A word of warning here, all bushwalking in Tasmania is at the mercy of the weather. You should prepare correctly and have the appropriate equipment, including proper hiking boots, a rain jacket, and trekking poles. In case of emergency, keep an overnight bivvy tent and emergency aid kit with you as well. Bad weather can arrive quickly and without warning at any time of the year.

Research websites and literature that cover your planned walk, check the weather forecasts, and follow any advice you hear from guides or locals on the trail. Unfortunately, tragedies continue to occur in the Tasmanian bush, so play it safe. If you do, the reward will be a safe and genuinely unique experience of solitude and natural beauty.

Paradise exists in Tasmania, even beyond the outdoor excursions.

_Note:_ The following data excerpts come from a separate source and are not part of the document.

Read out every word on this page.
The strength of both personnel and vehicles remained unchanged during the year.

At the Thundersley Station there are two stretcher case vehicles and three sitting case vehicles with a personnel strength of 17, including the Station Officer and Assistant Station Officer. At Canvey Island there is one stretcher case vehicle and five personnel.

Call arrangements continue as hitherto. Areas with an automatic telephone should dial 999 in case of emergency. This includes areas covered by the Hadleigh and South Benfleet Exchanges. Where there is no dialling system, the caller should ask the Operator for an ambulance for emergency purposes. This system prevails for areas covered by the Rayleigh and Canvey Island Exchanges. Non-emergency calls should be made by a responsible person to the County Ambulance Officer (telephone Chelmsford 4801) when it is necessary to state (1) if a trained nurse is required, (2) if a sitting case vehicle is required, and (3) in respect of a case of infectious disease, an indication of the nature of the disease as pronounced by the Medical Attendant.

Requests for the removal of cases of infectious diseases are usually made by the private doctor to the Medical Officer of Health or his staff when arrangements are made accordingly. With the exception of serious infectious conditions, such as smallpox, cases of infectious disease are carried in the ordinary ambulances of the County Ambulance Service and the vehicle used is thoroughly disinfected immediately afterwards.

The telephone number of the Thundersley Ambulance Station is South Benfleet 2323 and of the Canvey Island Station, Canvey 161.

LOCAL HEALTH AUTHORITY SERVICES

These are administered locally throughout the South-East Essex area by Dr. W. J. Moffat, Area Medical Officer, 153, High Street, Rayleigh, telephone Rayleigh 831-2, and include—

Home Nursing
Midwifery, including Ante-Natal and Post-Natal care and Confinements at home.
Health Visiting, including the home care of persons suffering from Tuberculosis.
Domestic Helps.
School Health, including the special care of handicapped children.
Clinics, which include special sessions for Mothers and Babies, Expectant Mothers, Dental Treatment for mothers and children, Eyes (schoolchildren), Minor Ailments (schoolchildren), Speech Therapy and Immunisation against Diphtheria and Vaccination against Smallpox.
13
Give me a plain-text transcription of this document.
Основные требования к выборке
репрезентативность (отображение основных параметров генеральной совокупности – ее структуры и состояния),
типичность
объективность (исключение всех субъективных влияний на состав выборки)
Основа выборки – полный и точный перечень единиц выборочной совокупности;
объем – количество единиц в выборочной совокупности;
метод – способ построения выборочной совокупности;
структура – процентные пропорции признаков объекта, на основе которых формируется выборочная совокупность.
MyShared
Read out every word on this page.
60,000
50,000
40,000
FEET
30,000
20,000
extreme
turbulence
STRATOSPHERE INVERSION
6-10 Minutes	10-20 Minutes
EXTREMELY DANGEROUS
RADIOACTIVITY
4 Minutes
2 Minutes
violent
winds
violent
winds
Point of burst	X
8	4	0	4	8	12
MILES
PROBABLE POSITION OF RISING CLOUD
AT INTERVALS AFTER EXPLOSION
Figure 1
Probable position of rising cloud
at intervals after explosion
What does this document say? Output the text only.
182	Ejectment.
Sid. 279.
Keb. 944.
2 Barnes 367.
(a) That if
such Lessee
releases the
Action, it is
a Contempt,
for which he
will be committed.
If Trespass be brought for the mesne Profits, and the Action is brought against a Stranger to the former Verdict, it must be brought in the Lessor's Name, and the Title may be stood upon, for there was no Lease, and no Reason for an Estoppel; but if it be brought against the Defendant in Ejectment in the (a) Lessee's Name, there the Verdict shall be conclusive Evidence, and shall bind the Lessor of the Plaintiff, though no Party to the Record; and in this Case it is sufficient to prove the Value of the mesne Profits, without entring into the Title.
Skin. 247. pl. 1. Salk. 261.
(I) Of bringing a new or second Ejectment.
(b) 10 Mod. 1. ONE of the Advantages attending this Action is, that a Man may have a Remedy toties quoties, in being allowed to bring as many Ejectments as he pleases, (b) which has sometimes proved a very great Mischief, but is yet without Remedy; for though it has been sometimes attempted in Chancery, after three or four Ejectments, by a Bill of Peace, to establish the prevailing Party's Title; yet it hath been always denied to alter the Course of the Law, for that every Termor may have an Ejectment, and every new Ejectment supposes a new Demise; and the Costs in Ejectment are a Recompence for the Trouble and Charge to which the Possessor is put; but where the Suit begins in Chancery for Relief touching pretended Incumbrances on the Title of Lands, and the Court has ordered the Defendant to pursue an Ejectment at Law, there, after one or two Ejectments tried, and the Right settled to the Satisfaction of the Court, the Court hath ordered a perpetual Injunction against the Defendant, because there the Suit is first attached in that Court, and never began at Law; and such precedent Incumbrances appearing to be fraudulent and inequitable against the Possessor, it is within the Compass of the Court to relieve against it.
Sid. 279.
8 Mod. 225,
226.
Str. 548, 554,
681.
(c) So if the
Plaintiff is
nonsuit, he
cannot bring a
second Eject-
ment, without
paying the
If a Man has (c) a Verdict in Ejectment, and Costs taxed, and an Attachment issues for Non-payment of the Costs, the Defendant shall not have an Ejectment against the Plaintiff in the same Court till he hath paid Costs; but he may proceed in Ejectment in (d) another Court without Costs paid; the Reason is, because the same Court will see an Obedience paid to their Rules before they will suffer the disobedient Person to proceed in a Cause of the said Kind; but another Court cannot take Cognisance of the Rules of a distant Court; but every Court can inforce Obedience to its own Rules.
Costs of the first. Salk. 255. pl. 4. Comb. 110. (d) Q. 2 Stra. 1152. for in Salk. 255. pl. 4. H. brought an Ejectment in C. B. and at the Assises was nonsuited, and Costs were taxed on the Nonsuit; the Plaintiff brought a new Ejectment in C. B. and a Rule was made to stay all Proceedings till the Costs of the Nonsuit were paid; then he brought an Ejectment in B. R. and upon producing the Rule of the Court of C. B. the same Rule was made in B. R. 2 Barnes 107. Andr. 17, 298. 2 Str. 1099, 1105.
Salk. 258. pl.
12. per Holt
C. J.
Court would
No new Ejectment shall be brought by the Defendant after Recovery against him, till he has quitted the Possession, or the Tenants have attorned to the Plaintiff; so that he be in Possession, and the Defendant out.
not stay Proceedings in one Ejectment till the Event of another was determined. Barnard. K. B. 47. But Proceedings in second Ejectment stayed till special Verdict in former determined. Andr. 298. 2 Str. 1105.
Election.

Photo: Rex Ellacott/Shutterstock

This part of Tassie is full of small country towns including one aptly called Paradise. It’s just a farming community and is most famous for the name and the fact that you pass through on your way to Cradle Mountain. There are, however, some larger and more charming towns, such as nearby Sheffield. Known as the “town of murals,” Sheffield is central to each of the trails and activities mentioned and has “Tasmania’s Outdoor Gallery,” a collection of public art painted on buildings throughout the town.

Tasmania is full of prize-winning food, wine, craft beer, and boutique spirit producers known for using natural ingredients. In the North West, surrounding you are small-scale producers, and you will drive past many of them on your travels. On self-drive routes like the Cradle to Coast Tasting Trail, which covers the region from Launceston through to Stanley in the far North West, you’ll find small artisan producers like Christmas Hills Strawberry Farm and Cafe, Ashgrove Farm Cheese, Devonport Cherry Shed, and Anvers Chocolate Factory. This part of Tasmania is unique, and if the upward trend in tourism in other parts of Tasmania is any indication, you should get here sooner rather than later.